Secondly, the city of Detroit’s commissioned report, the Blue Ribbon Panel, recommended that the city look into water and sanitation assistance program equivalent to the federal low-income home energy assistance program (LIHEAP). This would be another concurrent policy that could begin to address the water and housing health crisis in the city.

And, last, the Trump administration’s “repeal, replace and rebranding” or Trumpcare guarantees more austerity and “personal responsibility” from marginalized communities. This includes a much harsher version of Medicaid Expansion emerging in the form of block grants, defunding of Planned Parenthood, uncertainty with the private option and social services. This poses a timely issue for multiple stakeholders and community members to collaborate in solidarity with all Detroit residents.

This paper concludes with next questions that could be further examined and explored.

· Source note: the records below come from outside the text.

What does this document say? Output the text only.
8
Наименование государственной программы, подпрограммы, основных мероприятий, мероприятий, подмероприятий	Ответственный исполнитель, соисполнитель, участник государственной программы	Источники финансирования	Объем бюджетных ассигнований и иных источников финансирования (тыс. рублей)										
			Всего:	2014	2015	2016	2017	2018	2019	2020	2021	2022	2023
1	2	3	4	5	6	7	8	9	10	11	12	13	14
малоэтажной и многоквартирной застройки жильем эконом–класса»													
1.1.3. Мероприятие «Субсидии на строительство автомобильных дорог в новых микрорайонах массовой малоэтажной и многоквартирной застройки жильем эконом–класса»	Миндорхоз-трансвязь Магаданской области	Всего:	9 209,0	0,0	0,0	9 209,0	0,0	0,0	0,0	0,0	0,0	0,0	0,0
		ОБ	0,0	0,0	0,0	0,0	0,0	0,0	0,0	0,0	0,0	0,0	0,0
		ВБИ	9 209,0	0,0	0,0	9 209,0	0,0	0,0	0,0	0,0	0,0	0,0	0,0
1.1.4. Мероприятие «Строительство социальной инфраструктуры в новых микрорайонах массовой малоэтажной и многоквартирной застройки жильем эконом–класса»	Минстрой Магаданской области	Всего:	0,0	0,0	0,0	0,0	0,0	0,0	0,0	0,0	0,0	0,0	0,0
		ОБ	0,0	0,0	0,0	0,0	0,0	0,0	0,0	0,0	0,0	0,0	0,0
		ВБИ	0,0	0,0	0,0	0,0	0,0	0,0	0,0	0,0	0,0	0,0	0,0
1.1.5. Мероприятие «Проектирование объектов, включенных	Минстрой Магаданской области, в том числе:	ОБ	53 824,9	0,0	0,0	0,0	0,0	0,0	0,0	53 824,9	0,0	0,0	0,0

  • What do stakeholders in the city of Detroit (and regionally) need to prepare for as with the “repeal and replace” of the ACA moves forward (particularly with the block granting of Medicaid Expansion and removal of funding for Planned Parenthood)?
  • What would a blueprint of leveraging health in Detroit most affected neighborhoods via equitable housing and water services revitalization look like? And, how would this blueprint take into account intergenerational experiences of Detroit’s low to moderate-income communities?
  • How does the “eds, meds, and feds,” approach to economic and community revitalization and health in Detroit compare to other US cities? What development and growth models challenge existing models of unequal development?
  • Healthcare jobs demonstrate extreme occupational segregation (particularly by race, gender and income). And, in addition to occupational segregation, the neoliberal universities are increasingly out of reach for many low-income students. How would the “eds, meds and feds” approach of economic development for Detroit (and the region) work equitably under these circumstances?
  • The ACA requires tax-exempt hospitals to create a hospital community health needs assessment (CHNA) every three years. Hospitals and other entities (such as the Health Authority) are conducting these assessments. How beneficial is this to the community of Detroit?
  • 85. This also includes Flint (and Genesee County) and several counties in north - ern and upper Michigan.
  • 86. John Ayanian, et al: “Economic Effects of Medicaid Expansion in Michigan,” The New England Journal of Medicine, Feb. 2, 2017;
  • 87. Jamila Taylor: “How would women be hurt by ACA Repeal and Defunding of Planned Parenthood,” Center For American Progress, Jan 18, 2017.
  • 88. Chronic homelessness is regarded as people who are experiencing either repeated episodes of homelessness or continuous, long-term homelessness of five years or more, and typically with more barriers.
  • 89. In 2014, there were 3,300 people in Detroit experiencing chronic homeless - ness and 2,223 people were assisted by permanent supportive housing, according to a community database managed by HAND. More and more Detroit seniors face eviction as their contracts with HUD were coming up for renewal. The Detroit News, May 11, 2015; Martha Hostetter & Sarah Klein: “In Focus: Using Housing to Improve Health and Reduce the Costs of Caring for the Homeless,” The Commonwealth Fund, Oct/Nov. 2014; and Kathy Moses and Rachel Davis: “Housing Is A Prescription for Better Health,” Health Affairs Blog, July 22, 2015.